George devient l'amant de Alice la petite ouvrière...
... avant d'être séduit par la pétillante Angela.
Le film attaque violemment le modèle d’ascension social typiquement américain : il n’y a guère de possibilités, ici, d’échapper à son déterminisme social. Et si George voit une lumière, il la doit à son oncle, tout d’abord, qui lui permet de côtoyer Angéla, et ensuite à Angéla elle-même qui s’éprend de lui. Mais le destin le rattrape et c’est, au travers d’Alice, son origine sociale qui le tire en arrière de toutes ses forces.

Stevens filme remarquablement la première scène où George croise Angela : elle ne le voit même pas, il n’existe pas pour elle. Cette scène montre à la fois combien George est attiré d’emblée par Angela (mais qui ne le serait pas ?) qui va représenter pour lui le soleil qu’il rêve d’atteindre mais qu’il sait aussi inatteignable. Dès lors il ne peut guère espérer plus qu’Alice, la petite ouvrière.

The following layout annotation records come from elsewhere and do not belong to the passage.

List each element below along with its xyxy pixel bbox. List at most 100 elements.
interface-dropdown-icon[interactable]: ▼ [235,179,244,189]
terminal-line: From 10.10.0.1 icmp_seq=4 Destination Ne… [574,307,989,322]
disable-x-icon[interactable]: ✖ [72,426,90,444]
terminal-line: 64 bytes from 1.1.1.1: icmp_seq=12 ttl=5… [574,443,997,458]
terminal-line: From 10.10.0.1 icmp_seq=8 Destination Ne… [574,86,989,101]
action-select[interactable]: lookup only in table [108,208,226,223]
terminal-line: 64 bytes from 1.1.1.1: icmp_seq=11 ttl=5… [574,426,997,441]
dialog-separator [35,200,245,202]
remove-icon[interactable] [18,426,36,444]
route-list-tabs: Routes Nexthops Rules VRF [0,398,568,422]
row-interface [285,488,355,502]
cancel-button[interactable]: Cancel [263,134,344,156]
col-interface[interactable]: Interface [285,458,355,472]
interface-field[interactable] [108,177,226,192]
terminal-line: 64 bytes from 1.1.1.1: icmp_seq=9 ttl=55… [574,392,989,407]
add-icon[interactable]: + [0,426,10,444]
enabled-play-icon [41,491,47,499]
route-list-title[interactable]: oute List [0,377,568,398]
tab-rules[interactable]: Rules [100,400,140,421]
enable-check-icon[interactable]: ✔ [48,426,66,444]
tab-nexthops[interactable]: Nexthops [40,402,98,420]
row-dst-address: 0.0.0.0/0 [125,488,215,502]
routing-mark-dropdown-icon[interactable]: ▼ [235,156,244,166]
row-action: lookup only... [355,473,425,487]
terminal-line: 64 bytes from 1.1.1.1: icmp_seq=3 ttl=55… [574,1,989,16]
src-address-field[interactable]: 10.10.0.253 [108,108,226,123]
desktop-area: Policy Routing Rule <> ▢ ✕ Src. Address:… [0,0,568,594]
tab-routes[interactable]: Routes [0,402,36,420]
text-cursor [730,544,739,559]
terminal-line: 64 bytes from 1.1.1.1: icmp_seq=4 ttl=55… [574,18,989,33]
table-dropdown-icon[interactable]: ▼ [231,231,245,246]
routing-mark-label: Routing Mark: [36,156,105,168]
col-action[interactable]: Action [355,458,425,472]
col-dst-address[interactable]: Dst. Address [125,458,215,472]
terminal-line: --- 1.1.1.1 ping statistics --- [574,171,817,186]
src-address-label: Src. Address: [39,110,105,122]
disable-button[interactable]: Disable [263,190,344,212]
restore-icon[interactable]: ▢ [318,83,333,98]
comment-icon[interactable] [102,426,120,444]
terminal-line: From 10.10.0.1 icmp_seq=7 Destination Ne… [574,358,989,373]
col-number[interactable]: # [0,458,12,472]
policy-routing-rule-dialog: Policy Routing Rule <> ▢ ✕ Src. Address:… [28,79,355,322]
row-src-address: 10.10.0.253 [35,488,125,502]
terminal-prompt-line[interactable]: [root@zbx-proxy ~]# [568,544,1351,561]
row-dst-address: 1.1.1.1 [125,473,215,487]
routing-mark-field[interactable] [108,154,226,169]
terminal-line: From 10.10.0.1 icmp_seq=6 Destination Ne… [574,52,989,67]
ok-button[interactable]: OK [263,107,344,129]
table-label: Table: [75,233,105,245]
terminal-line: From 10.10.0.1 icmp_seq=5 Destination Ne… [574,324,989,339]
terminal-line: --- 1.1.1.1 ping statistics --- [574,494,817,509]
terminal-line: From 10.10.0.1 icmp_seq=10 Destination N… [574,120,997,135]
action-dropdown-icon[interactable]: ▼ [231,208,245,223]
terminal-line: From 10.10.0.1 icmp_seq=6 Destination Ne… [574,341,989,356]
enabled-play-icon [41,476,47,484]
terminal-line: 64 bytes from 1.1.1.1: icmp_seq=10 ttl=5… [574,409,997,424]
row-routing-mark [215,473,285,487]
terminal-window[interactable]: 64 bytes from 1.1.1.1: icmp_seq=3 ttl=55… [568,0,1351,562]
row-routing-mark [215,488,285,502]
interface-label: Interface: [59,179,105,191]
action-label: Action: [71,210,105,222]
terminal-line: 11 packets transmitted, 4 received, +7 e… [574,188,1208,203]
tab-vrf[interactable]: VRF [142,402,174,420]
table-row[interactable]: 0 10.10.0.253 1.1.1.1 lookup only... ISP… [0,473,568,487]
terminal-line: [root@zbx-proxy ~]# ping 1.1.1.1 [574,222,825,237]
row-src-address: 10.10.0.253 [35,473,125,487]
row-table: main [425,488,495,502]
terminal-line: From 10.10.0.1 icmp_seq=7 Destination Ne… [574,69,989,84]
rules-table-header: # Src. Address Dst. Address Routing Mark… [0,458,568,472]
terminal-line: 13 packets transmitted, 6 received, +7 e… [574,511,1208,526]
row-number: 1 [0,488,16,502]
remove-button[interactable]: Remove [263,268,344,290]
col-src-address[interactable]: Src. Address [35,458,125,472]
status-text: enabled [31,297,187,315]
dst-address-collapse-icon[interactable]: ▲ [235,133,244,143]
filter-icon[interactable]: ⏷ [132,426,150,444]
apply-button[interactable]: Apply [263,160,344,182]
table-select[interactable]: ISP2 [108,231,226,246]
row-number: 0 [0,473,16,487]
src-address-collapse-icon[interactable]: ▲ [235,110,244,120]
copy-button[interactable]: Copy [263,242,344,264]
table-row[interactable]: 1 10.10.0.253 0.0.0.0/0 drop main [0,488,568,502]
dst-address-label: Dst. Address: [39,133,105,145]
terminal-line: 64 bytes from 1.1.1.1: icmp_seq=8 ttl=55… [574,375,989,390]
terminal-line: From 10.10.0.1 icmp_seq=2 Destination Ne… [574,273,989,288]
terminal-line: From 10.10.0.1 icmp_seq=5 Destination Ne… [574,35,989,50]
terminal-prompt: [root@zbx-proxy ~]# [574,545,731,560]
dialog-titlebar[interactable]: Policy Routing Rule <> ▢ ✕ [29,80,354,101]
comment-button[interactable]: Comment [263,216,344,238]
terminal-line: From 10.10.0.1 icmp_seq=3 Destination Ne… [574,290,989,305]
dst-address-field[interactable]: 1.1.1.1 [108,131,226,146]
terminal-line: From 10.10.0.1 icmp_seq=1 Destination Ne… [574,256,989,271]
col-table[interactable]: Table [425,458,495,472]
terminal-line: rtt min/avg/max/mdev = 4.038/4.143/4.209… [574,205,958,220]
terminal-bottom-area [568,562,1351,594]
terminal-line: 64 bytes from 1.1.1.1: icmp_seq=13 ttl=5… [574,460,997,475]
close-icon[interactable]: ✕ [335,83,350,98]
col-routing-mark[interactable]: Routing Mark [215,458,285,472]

Première rencontre avec Angela : Georges est transparent
Et c’est lorsque George sera dans les bras d’Angela (séquences où Montgomery Clift joue remarquablement la torture insidieuse que provoque sa situation), lorsqu’ils passeront un moment au bord du lac – moment cinématographique qui est filmé comme un jardin d’Eden – qu’il conçoit son idée de meurtre : il entrevoit là un moyen de résoudre son problème. L’enfer vient donc côtoyer le jardin d’Eden. Le ton du film, alors, sera de plus en plus ténébreux et désabusé.
La séquence sur la barque est extraordinaire. On pense évidemment à L’Aurore de Murnau où pareillement, le paysan ne parvient pas à aller au bout de son projet (la séquence est même répétée dans L’Aurore puisque le paysan fait un tour en barque avec sa maîtresse qui lui propose de noyer sa femme pour ensuite refaire le même tour en barque, précisément pour la noyer).

La séquence en barque dans L'Aurore de Murnau
La même séquence, dans Une place au soleil
George se tétanise au fur et à mesure, jusqu’à ce qu’il comprenne qu’il ne pourra pas aller au bout de son projet. Cette franchise intime de George avec lui-même – franchise que connaît le spectateur – sera balayée par le procureur lors du procès mais rejaillit dans les doutes sur sa culpabilité lorsqu’il est en prison.

Woody Allen proposera, dans Match Point, un remake lointain du film. Les modifications apportées au scénario sont importantes (en particulier une fin totalement différente) mais la comparaison entre les deux films reste passionnante.